Le second développement a été la visibilité accrue des questions LGBTIQs internationalement, amenant les régimes conservateurs a utiliser l'homosexualité pour créer une panique morale, servant de diversion aux problèmes socio-économiques, et pour imposer des méthodes répressives liées à la "guerre contre la terreur" internationale. L'exemple le plus important a été l'affaire du Queen boat en Egypte, en 2001.

De telles affaires ont aussi attiré l'attention des organisations des droits de l'homme qui essayaient d'intervenir au nom "des LGBTIQ" dans la région et qui n'avaient pas des liens avec les groupes des pays en question. Leur interférence est devenue un handicap, puisque les gays et les lesbiennes pouvaient facilement être vilipendés en tant qu'agents de l'occident, mais principalement, parce que les appels à leur libération (et la libération des femmes par exemple) apparaît à la majorité dans la région comme des excuses pour une intervention militaire, comme on l'a vu en Afghanistan et en Iraq. La stratégie d'HELEM est devenue celle de la visibilité politique et de la solidarité avec les autres mouvements sociaux.

Pour parvenir à ses objectifs, HELEM oeuvre pour l'abrogation de l'article 534 du code pénal et de tous les autres obstacles légaux. Ce qui est également important c'est le travail sur la normalisation des questions liées à la sexualité dans tous les aspects des politiques de l'Etat et des services, ce qui va de la lutte contre le SIDA à l'éducation sexuelle dans les écoles, au soutien psychosocial et aux programmes mobiles qui visent les marginaux.

Ses liens ont permis à HELEM d'être une des premières organisations à réagir contre l'agression israélienne au Liban en juillet 2006. Le centre communautaire de HELEM était le centre de secours le plus actif de Beyrouth pendant les quatre semaines de bombardements, et le centre principal dans la capitale pour les volontaires, les organisations de secours et la distribution d'aide à une majorité de réfugiés de la ville, sous le parapluie de Samidoun, une alliance qui incluait le mouvement anti-guerre, les groupes de gauche, les écologistes, les groupes progressistes étudiants, et les organisations palestiniennes.

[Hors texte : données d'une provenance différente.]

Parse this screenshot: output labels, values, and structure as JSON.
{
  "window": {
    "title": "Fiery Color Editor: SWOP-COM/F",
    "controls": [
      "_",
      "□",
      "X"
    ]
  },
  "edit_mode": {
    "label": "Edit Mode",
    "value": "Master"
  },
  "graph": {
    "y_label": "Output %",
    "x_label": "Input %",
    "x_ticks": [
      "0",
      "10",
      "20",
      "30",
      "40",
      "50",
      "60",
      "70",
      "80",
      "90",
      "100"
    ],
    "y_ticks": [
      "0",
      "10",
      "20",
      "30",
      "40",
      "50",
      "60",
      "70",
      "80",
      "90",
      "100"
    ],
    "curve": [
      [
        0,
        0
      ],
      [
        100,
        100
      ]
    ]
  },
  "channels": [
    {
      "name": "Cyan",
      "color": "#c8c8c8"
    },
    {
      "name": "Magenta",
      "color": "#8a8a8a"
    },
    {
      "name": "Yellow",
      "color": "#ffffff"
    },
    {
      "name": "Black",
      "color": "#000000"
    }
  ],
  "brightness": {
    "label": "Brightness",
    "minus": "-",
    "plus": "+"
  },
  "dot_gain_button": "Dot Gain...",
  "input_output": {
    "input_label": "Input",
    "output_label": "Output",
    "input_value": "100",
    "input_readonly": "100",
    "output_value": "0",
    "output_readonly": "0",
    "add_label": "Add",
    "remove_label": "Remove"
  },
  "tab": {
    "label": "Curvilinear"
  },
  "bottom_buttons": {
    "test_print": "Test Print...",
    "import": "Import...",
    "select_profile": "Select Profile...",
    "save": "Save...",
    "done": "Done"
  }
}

L'impact de la guerre de 2006 ne doit pas être sous-estimé. La campagne Samidoun a aidé directement 10.000 personnes et indirectement le double de ce nombre pendant la guerre. Dans les actions après-guerre, elle a touché au moins 100 villages du Sud Liban. Aucune intervention extérieure, même amicale, n'aurait pu aider les gays et les lesbiennes et leurs alliés à faire cela. En termes de progrès sur les droits des LGBTIQ à la suite de 2006, le principal succès de HELEM jusqu'ici a été de normaliser les questions d'identité sexuelle et d'expression du genre dans la société civile et certains services publics du gouvernement. Cela a été aussi dû au travail de HELEM contre la stigmatisation et leur travail en direction des segments et des zones marginalisés. En 2008, le programme national de prévention du SIDA (un service contrôlé par le gouvernement) a recommandé l'abrogation de l'article 534 du code pénal, parce que c'était un obstacle important à l'application des services publics et une violation du droit à la santé, en plus des droits civils et politiques.

Il reste encore beaucoup de défis, en particulier parce que le système politique confessionnel donne toujours la haute main aux courants politiques religieux et conservateurs, mais le succès de HELEM jusqu'ici a été de toucher les gens ordinaires, les militants et les groupes, qui travaillent pour créer des alternatives démocratiques laïques, tout en se souvenant toujours que les droits LGBTIQ et l'égalité totale dans la société s'obtiendront en se liant avec des mouvements pour le changement.